In Thai, farang means “outsider.” Specifically, a white outsider. The farang is the gringo of Southeast Asia, and there is no question, as one reads Peter Blair’s verse, that he is an outsider. But Blair is also deeply imbedded in Thailand, and as Farang progresses, we see not a mere outsider, but a man caught in a cultural tide-pool.

Among Westerners, Thailand enjoys a happy reputation – easy to fly to, traveler-friendly, full of exotic wonders. But when Blair began work as a Peace Corps volunteer, he found a different Thailand – a troubled country wracked by loathing and political turmoil. Blair dates a woman named Siripan, but her father “doesn’t like her/dating a farang.” He meets a “bar girl,” the infamous victim of Asian sex-slavery, who “says her father sold her, 10,000 baht,/to a Bangkok bar.”

One could expect such cultural dissonance in a country 7,500 miles from Blair’s native Pittsburgh. Blair seems savvy enough, but nothing could prepare him for the drowning of his friend, Ampon. This accidental death is a shocker, and there are many such moments in Farang – there is even a coup, while Blair is “up-country” – and they are all treated with an eerie Buddhist calm.

Blair adapts to Thailand, slowly and painfully, and by the time he returns to Pittsburgh, he sounds ghostly with new perspective: “In O’Rourke’s Bar and Grille, a mile/from where I grew up,/I’m a farang,” he declares in his penultimate poem, “Back in Pittsburgh for my Father’s Funeral.”
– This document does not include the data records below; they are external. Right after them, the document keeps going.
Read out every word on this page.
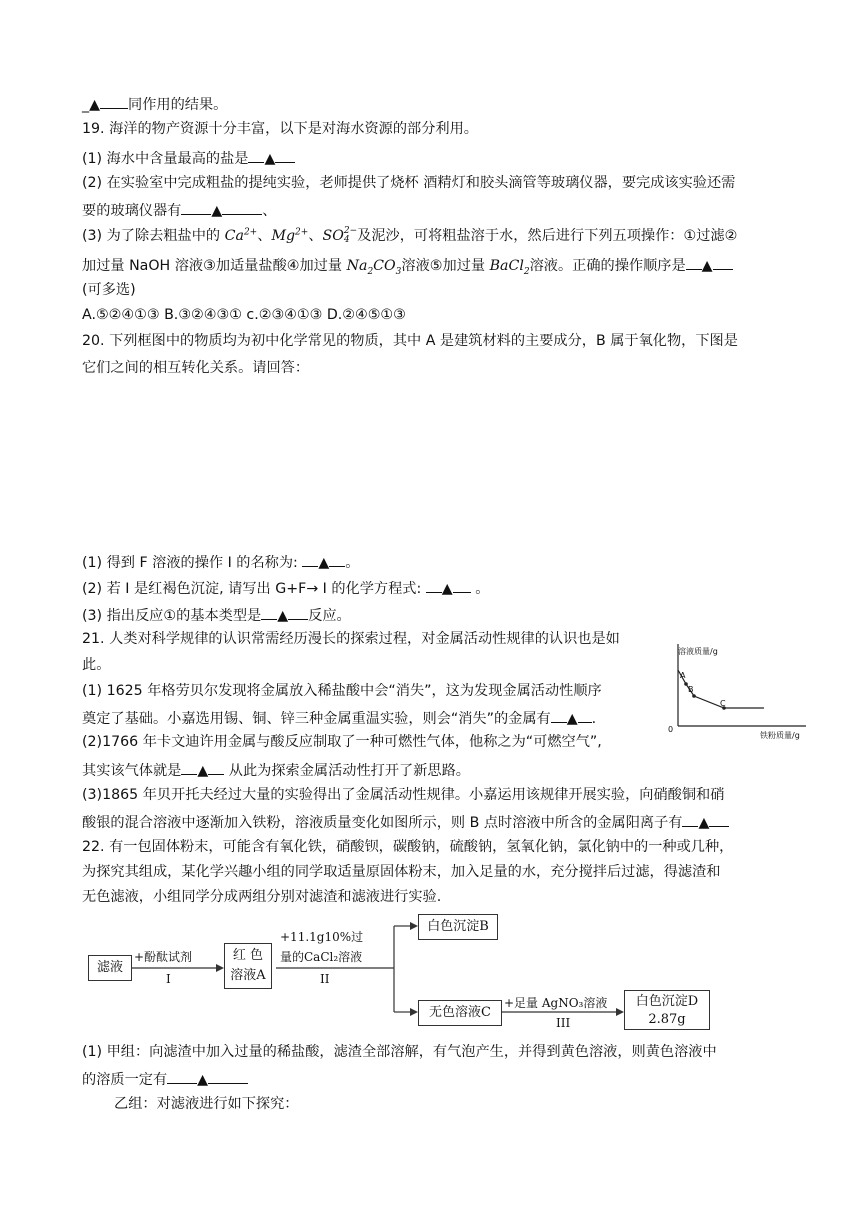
_▲ 同作用的结果。
19. 海洋的物产资源十分丰富，以下是对海水资源的部分利用。
(1) 海水中含量最高的盐是 ▲
(2) 在实验室中完成粗盐的提纯实验，老师提供了烧杯 酒精灯和胶头滴管等玻璃仪器，要完成该实验还需
要的玻璃仪器有 ▲	、
(3) 为了除去粗盐中的 $Ca^{2+}$、$Mg^{2+}$、SO 2−
4 及泥沙，可将粗盐溶于水，然后进行下列五项操作：①过滤②
加过量 NaOH 溶液③加适量盐酸④加过量 $Na_2CO_3$溶液⑤加过量 BaCl$_2$溶液。正确的操作顺序是 ▲
(可多选)
A.⑤②④①③ B.③②④③① c.②③④①③ D.②④⑤①③
20. 下列框图中的物质均为初中化学常见的物质，其中 A 是建筑材料的主要成分，B 属于氧化物，下图是
它们之间的相互转化关系。请回答：
(1) 得到 F 溶液的操作 I 的名称为: ▲ 。
(2) 若 I 是红褐色沉淀, 请写出 G+F→ I 的化学方程式: ▲ 。
(3) 指出反应①的基本类型是 ▲ 反应。
21. 人类对科学规律的认识常需经历漫长的探索过程，对金属活动性规律的认识也是如
此。
(1) 1625 年格劳贝尔发现将金属放入稀盐酸中会“消失”，这为发现金属活动性顺序
奠定了基础。小嘉选用锡、铜、锌三种金属重温实验，则会“消失”的金属有 ▲ .
(2)1766 年卡文迪许用金属与酸反应制取了一种可燃性气体，他称之为“可燃空气”,
其实该气体就是 ▲ 从此为探索金属活动性打开了新思路。
(3)1865 年贝开托夫经过大量的实验得出了金属活动性规律。小嘉运用该规律开展实验，向硝酸铜和硝
酸银的混合溶液中逐渐加入铁粉，溶液质量变化如图所示，则 B 点时溶液中所含的金属阳离子有 ▲
溶液质量/g
A
B
C
0
铁粉质量/g
22. 有一包固体粉末，可能含有氧化铁，硝酸钡，碳酸钠，硫酸钠，氢氧化钠，氯化钠中的一种或几种，
为探究其组成，某化学兴趣小组的同学取适量原固体粉末，加入足量的水，充分搅拌后过滤，得滤渣和
无色滤液，小组同学分成两组分别对滤渣和滤液进行实验.
滤液
+酚酞试剂
I
红 色
溶液A
+11.1g10%过
量的CaCl₂溶液
II
白色沉淀B
无色溶液C
+足量 AgNO₃溶液
III
白色沉淀D
2.87g
(1) 甲组：向滤渣中加入过量的稀盐酸，滤渣全部溶解，有气泡产生，并得到黄色溶液，则黄色溶液中
的溶质一定有 ▲
乙组：对滤液进行如下探究：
Farang has been described as a travel narrative, but the volume is something more – an intimate account of life on a cultural frontier. Blair is not only a white outsider, but a first-worlder living in a country ravaged by foreign powers. Like Steinbeck, Blair comes uncomfortably close to his subjects, and the proximity burns him. But this is what makes farang such a masterwork; if Blair can’t bring us all of Thailand, he can show us the tragic beauty of his scars.
http://www.autumnhouse.org/catalog/farang-by-peter-blair/

Reviewed by
Robert Isenberg, author of The Archipelago: A Balkan Passage (Autumn House Press, 2011)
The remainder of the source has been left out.